PhD Research Seminar: Machine learning for sequence mining, error correction for non-native speakers

Мероприятие завершено
When: May 24, 18:10–19:30 

First talk: Interpretability and Effectiveness of Machine Learning Methods for Sequence Mining in Various Domains      
Speaker: Anna Muratova, third-year PhD student, Faculty of Computer Science

Results of comparing machine learning methods for analyzing demographic data will be presented. Methods such as decision trees, SVMs, recurrent and convolutional neural networks are considered. The comparison takes into account both the accuracy of predicting events and the interpretability of the results.

The results of applying a neural network model to predict ratings in the Movielens 1M dataset will also be presented. An experimental assessment of the influence of various features, in particular, movie titles, on the accuracy of prediction will be given.

Second talk: Language Model for Error Correction in Russian Texts by Non-native Speakers  
Speaker: Nikita Remnev, third-year PhD student, Faculty of Computer Science

With tens and hundreds of new words appearing every day, spellchecking and autocorrection become issues of ever-growing importance for both end users and NLP systems developers. However, spelling correction techniques for languages with rich morphology such as Russian are still poorly covered in academic literature. There are also errors specific to people who learn the language or by so-called heritage language speakers. For the first category, the Russian language is not native, while those in the second category began to learn it as a first language in childhood, but, for various reasons, they use another language as a communication language. Their errors are usually not handled by modern spellcheckers.

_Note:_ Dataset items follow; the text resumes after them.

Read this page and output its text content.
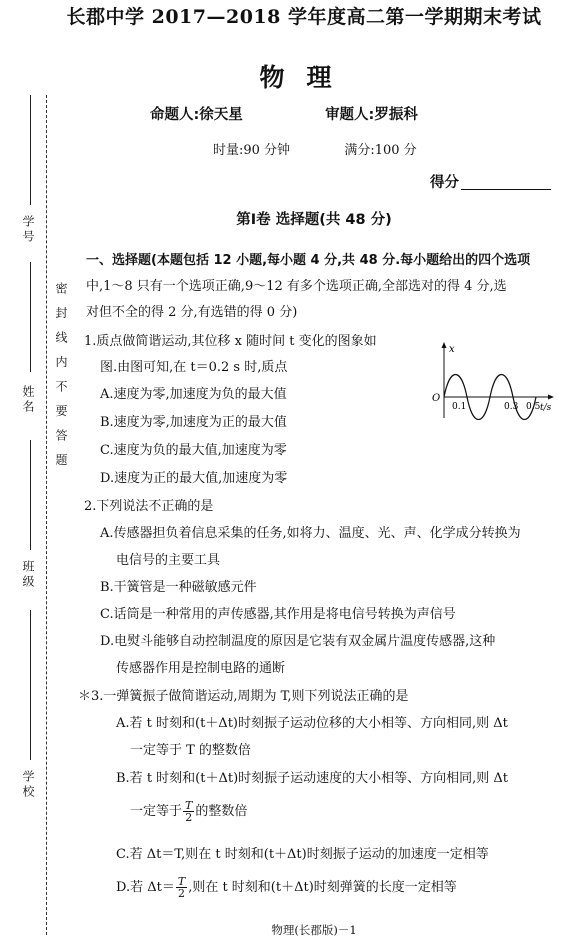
学号
姓名
班级
学校
密封线内不要答题
长郡中学 2017—2018 学年度高二第一学期期末考试
物理
命题人:徐天星	审题人:罗振科
时量:90 分钟	满分:100 分
得分
第Ⅰ卷 选择题(共 48 分)
一、选择题(本题包括 12 小题,每小题 4 分,共 48 分.每小题给出的四个选项
中,1～8 只有一个选项正确,9～12 有多个选项正确,全部选对的得 4 分,选
对但不全的得 2 分,有选错的得 0 分)
1.质点做简谐运动,其位移 x 随时间 t 变化的图象如
图.由图可知,在 t＝0.2 s 时,质点
A.速度为零,加速度为负的最大值
B.速度为零,加速度为正的最大值
C.速度为负的最大值,加速度为零
D.速度为正的最大值,加速度为零
x
O
0.1	0.3 0.5 t/s
2.下列说法不正确的是
A.传感器担负着信息采集的任务,如将力、温度、光、声、化学成分转换为
电信号的主要工具
B.干簧管是一种磁敏感元件
C.话筒是一种常用的声传感器,其作用是将电信号转换为声信号
D.电熨斗能够自动控制温度的原因是它装有双金属片温度传感器,这种
传感器作用是控制电路的通断
＊3.一弹簧振子做简谐运动,周期为 T,则下列说法正确的是
A.若 t 时刻和(t＋Δt)时刻振子运动位移的大小相等、方向相同,则 Δt
一定等于 T 的整数倍
B.若 t 时刻和(t＋Δt)时刻振子运动速度的大小相等、方向相同,则 Δt
一定等于 $\frac{T}{2}$ 的整数倍
C.若 Δt＝T,则在 t 时刻和(t＋Δt)时刻振子运动的加速度一定相等
D.若 $\Delta t= \frac{T}{2}$ ,则在 t 时刻和(t＋Δt)时刻弹簧的长度一定相等
物理(长郡版)－1
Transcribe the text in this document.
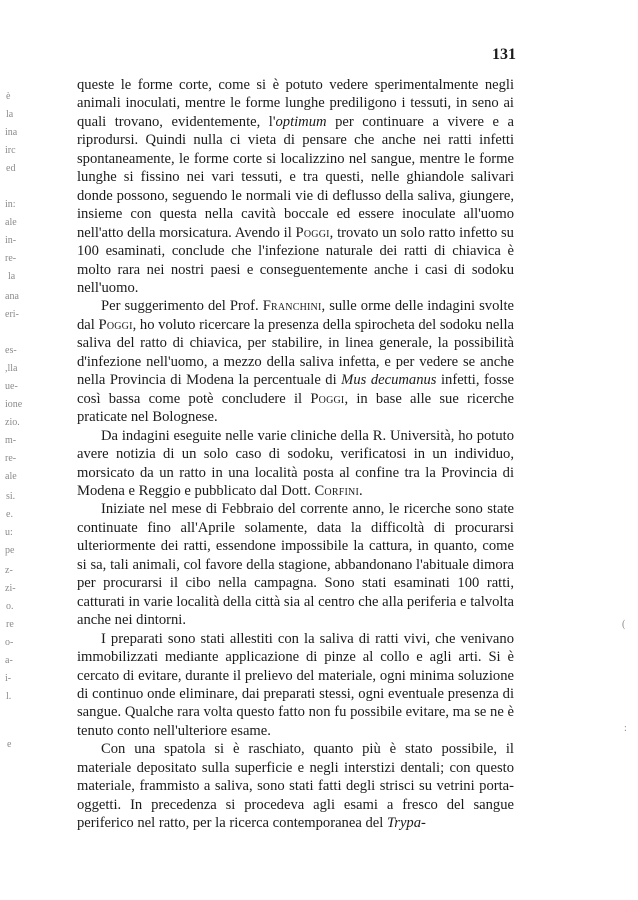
131

queste le forme corte, come si è potuto vedere sperimentalmente negli animali inoculati, mentre le forme lunghe prediligono i tessuti, in seno ai quali trovano, evidentemente, l'optimum per continuare a vivere e a riprodursi. Quindi nulla ci vieta di pensare che anche nei ratti infetti spontaneamente, le forme corte si localizzino nel sangue, mentre le forme lunghe si fissino nei vari tessuti, e tra questi, nelle ghiandole salivari donde possono, seguendo le normali vie di deflusso della saliva, giungere, insieme con questa nella cavità boccale ed essere inoculate all'uomo nell'atto della morsicatura. Avendo il Poggi, trovato un solo ratto infetto su 100 esaminati, conclude che l'infezione naturale dei ratti di chiavica è molto rara nei nostri paesi e conseguentemente anche i casi di sodoku nell'uomo.

Per suggerimento del Prof. Franchini, sulle orme delle indagini svolte dal Poggi, ho voluto ricercare la presenza della spirocheta del sodoku nella saliva del ratto di chiavica, per stabilire, in linea generale, la possibilità d'infezione nell'uomo, a mezzo della saliva infetta, e per vedere se anche nella Provincia di Modena la percentuale di Mus decumanus infetti, fosse così bassa come potè concludere il Poggi, in base alle sue ricerche praticate nel Bolognese.

Da indagini eseguite nelle varie cliniche della R. Università, ho potuto avere notizia di un solo caso di sodoku, verificatosi in un individuo, morsicato da un ratto in una località posta al confine tra la Provincia di Modena e Reggio e pubblicato dal Dott. Corfini.

Iniziate nel mese di Febbraio del corrente anno, le ricerche sono state continuate fino all'Aprile solamente, data la difficoltà di procurarsi ulteriormente dei ratti, essendone impossibile la cattura, in quanto, come si sa, tali animali, col favore della stagione, abbandonano l'abituale dimora per procurarsi il cibo nella campagna. Sono stati esaminati 100 ratti, catturati in varie località della città sia al centro che alla periferia e talvolta anche nei dintorni.

I preparati sono stati allestiti con la saliva di ratti vivi, che venivano immobilizzati mediante applicazione di pinze al collo e agli arti. Si è cercato di evitare, durante il prelievo del materiale, ogni minima soluzione di continuo onde eliminare, dai preparati stessi, ogni eventuale presenza di sangue. Qualche rara volta questo fatto non fu possibile evitare, ma se ne è tenuto conto nell'ulteriore esame.

Con una spatola si è raschiato, quanto più è stato possibile, il materiale depositato sulla superficie e negli interstizi dentali; con questo materiale, frammisto a saliva, sono stati fatti degli strisci su vetrini porta-oggetti. In precedenza si procedeva agli esami a fresco del sangue periferico nel ratto, per la ricerca contemporanea del Trypa-

è
la
ina
irc
ed
in:
ale
in-
re-
la
ana
eri-
es-
,lla
ue-
ione
zio.
m-
re-
ale
si.
e.
u:
pe
z-
zi-
o.
re
o-
a-
i-
l.
e
(
:
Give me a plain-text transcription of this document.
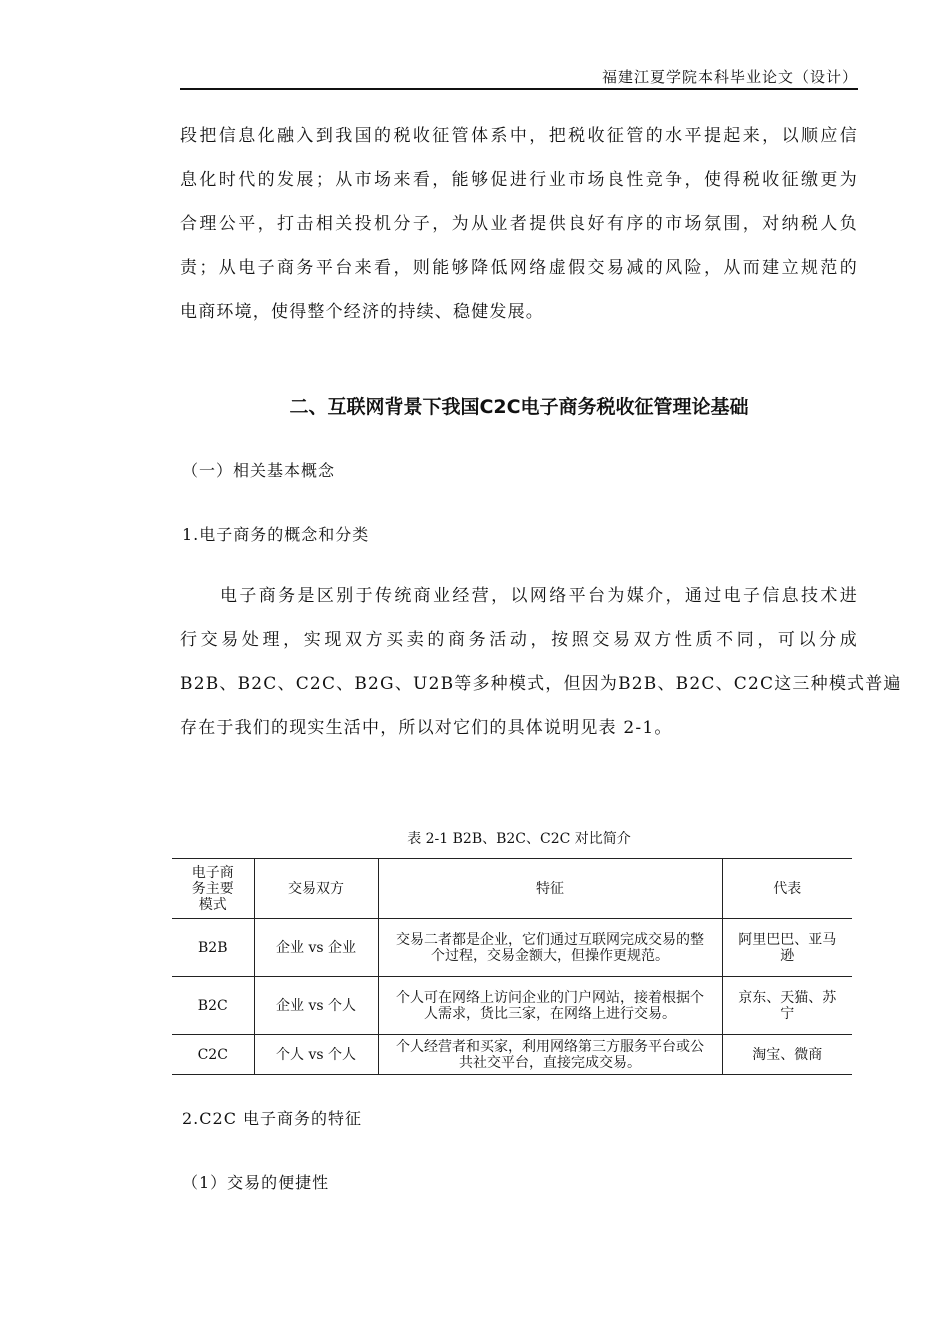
福建江夏学院本科毕业论文（设计）
段把信息化融入到我国的税收征管体系中，把税收征管的水平提起来，以顺应信
息化时代的发展；从市场来看，能够促进行业市场良性竞争，使得税收征缴更为
合理公平，打击相关投机分子，为从业者提供良好有序的市场氛围，对纳税人负
责；从电子商务平台来看，则能够降低网络虚假交易减的风险，从而建立规范的
电商环境，使得整个经济的持续、稳健发展。
二、互联网背景下我国C2C电子商务税收征管理论基础
（一）相关基本概念
1.电子商务的概念和分类
电子商务是区别于传统商业经营，以网络平台为媒介，通过电子信息技术进
行交易处理，实现双方买卖的商务活动，按照交易双方性质不同，可以分成
B2B、B2C、C2C、B2G、U2B等多种模式，但因为B2B、B2C、C2C这三种模式普遍
存在于我们的现实生活中，所以对它们的具体说明见表 2-1。
表 2-1 B2B、B2C、C2C 对比简介
电子商务主要模式	交易双方	特征	代表
B2B	企业 vs 企业	交易二者都是企业，它们通过互联网完成交易的整个过程，交易金额大，但操作更规范。	阿里巴巴、亚马逊
B2C	企业 vs 个人	个人可在网络上访问企业的门户网站，接着根据个人需求，货比三家，在网络上进行交易。	京东、天猫、苏宁
C2C	个人 vs 个人	个人经营者和买家，利用网络第三方服务平台或公共社交平台，直接完成交易。	淘宝、微商
2.C2C 电子商务的特征
（1）交易的便捷性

The first part of the talk will briefly overview current results. We will discuss our approch based on a language model that also makes use of Symspell, RuBERT, and other existing techniques and algorithms. We will  discuss our results on the RULEC-GEC corpus and compare them with thoses achieved by other approaches. 

In the second part of the talk, we will speak about orthographic and contextual error correction approaches in detail and discuss problems in grammatical error correction of Russian texts written by non-native speakers.